Wednesday, 10 November 2010
Go tell the Spartans
This time of year, more than any other, is a time to reflect on heroism and self-sacrifice. I imagine most people through their family histories will have some recollection or remembrance of bravery, even if only of duty done in intolerable circumstances.
I mentioned recently my own great-grandfather, who won the Military Cross at the Battle of Passchendaele. I should also like to recall the memory of my grandfather, who served in the British Indian Army, both before and during the Second World War. Advancing towards Mandalay in 1945, his battalion was ambushed by the Japanese rearguard. In immediate danger of his life, he was saved by Sergeant Khan, one of the Muslim soldiers in his company, but for whose prompt actions you would not be reading these words today.
But I would like to bring to your attention another man altogether, a sailor, a man whose selfless courage saved many lives, losing his own in the process. His name was Edward Stephen Fogarty Fegen, born in England of Irish parentage, captain of the HMS Jervis Bay.
The Jervis Bay was not a powerful man of war. No, she was a liner, a commercial ship, converted at the outbreak of the Second World War into an armed merchantman, assigned to convoy duty. Her most powerful weapon was a set of vintage 150mm calibre guns, no match even for a light cruiser. She was also unarmoured.
On November 5 1940 Jervis Bay was the sole escort for a convoy of thirty-seven ships sailing from Canada to Britain. In the afternoon of that day they had the misfortune to be intercepted by the Admiral Scheer, a German pocket battleship. The Scheer, launched in 1933, was part of a class of warship built under the restrictions on weight and size imposed on the German Navy by the Treaty of Versailles. Although inferior to the battleships and battle cruisers of the day, she was far better armed than any other cruiser, carrying as her principal weapon six guns with a calibre of 280mm, as well as another eight of 150mm and a torpedo battery. The Canadian convoy, spotted to the south of Iceland, was an ideal prize, given the poor level of protection. It would have been an easy prize but for Captain Fegen and the crew of Jervis Bay.
Realising the danger, Fegen ordered the convoy to scatter, himself immediately sailing towards the jaws of the Scheer to buy essential time.
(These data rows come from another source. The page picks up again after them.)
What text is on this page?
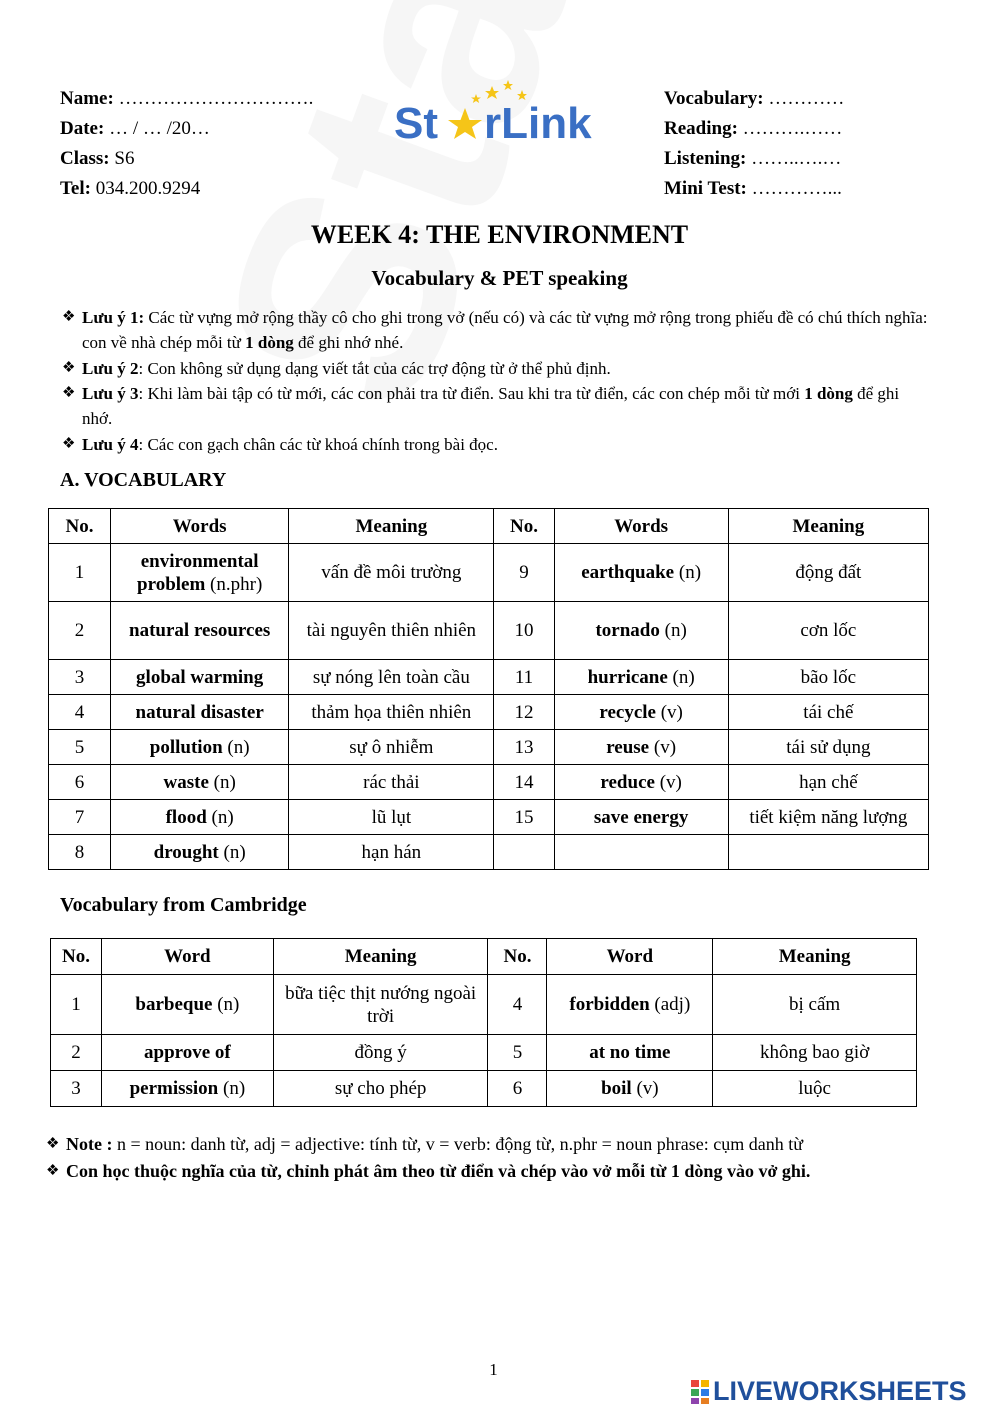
Name: ………………………….
Date: … / … /20…
Class: S6
Tel: 034.200.9294
St rLink
Vocabulary: …………
Reading: ……….……
Listening: ……..….…
Mini Test: …………...
WEEK 4: THE ENVIRONMENT
Vocabulary & PET speaking
❖ Lưu ý 1: Các từ vựng mở rộng thầy cô cho ghi trong vở (nếu có) và các từ vựng mở rộng trong phiếu đề có chú thích nghĩa: con về nhà chép mỗi từ 1 dòng để ghi nhớ nhé.
❖ Lưu ý 2: Con không sử dụng dạng viết tắt của các trợ động từ ở thể phủ định.
❖ Lưu ý 3: Khi làm bài tập có từ mới, các con phải tra từ điển. Sau khi tra từ điển, các con chép mỗi từ mới 1 dòng để ghi nhớ.
❖ Lưu ý 4: Các con gạch chân các từ khoá chính trong bài đọc.
A. VOCABULARY
No.	Words	Meaning	No.	Words	Meaning
1	environmental problem (n.phr)	vấn đề môi trường	9	earthquake (n)	động đất
2	natural resources	tài nguyên thiên nhiên	10	tornado (n)	cơn lốc
3	global warming	sự nóng lên toàn cầu	11	hurricane (n)	bão lốc
4	natural disaster	thảm họa thiên nhiên	12	recycle (v)	tái chế
5	pollution (n)	sự ô nhiễm	13	reuse (v)	tái sử dụng
6	waste (n)	rác thải	14	reduce (v)	hạn chế
7	flood (n)	lũ lụt	15	save energy	tiết kiệm năng lượng
8	drought (n)	hạn hán			
Vocabulary from Cambridge
No.	Word	Meaning	No.	Word	Meaning
1	barbeque (n)	bữa tiệc thịt nướng ngoài trời	4	forbidden (adj)	bị cấm
2	approve of	đồng ý	5	at no time	không bao giờ
3	permission (n)	sự cho phép	6	boil (v)	luộc
❖ Note : n = noun: danh từ, adj = adjective: tính từ, v = verb: động từ, n.phr = noun phrase: cụm danh từ
❖ Con học thuộc nghĩa của từ, chỉnh phát âm theo từ điển và chép vào vở mỗi từ 1 dòng vào vở ghi.
1
LIVEWORKSHEETS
From this point the Jervis Bay only had twenty-four minutes of life left, but those twenty-four minutes were enough.
Of the convoy thirty-two ships managed to get away into the falling darkness. Outgunned and outranged, the Jervis Bay fought on, drawing the fire and using up the heavy ammunition of Admiral Scheer. One shot landed on the bridge, taking off the captain’s left arm. Jervis Bay kept up its own fire, drawing ever closer to the enemy, but always falling short. The outcome of this unequal battle was inevitable: the Jervis Bay, pounded relentlessly, went down ablaze, Captain Fegen and another one hundred and ninety-seven of the crew going down with her. The surviving fifty-nine were later picked up a neutral Swedish ship.
For his actions that day Captain Fegen was awarded a posthumous Victoria Cross, Britain’s highest award for bravery, for his “valour in challenging hopeless odds and giving his life to save the many ships it was his duty to protect.” He was a brave and noble Irishman, one who deserves to be placed in the same company as Drake and Nelson. I offer this in his memory.
Ὦ ξεῖν', ἀγγέλλειν Λακεδαιμονίοις ὅτι τῇδε
κείμεθα, τοῖς κείνων ῥήμασι πειθόμενοι.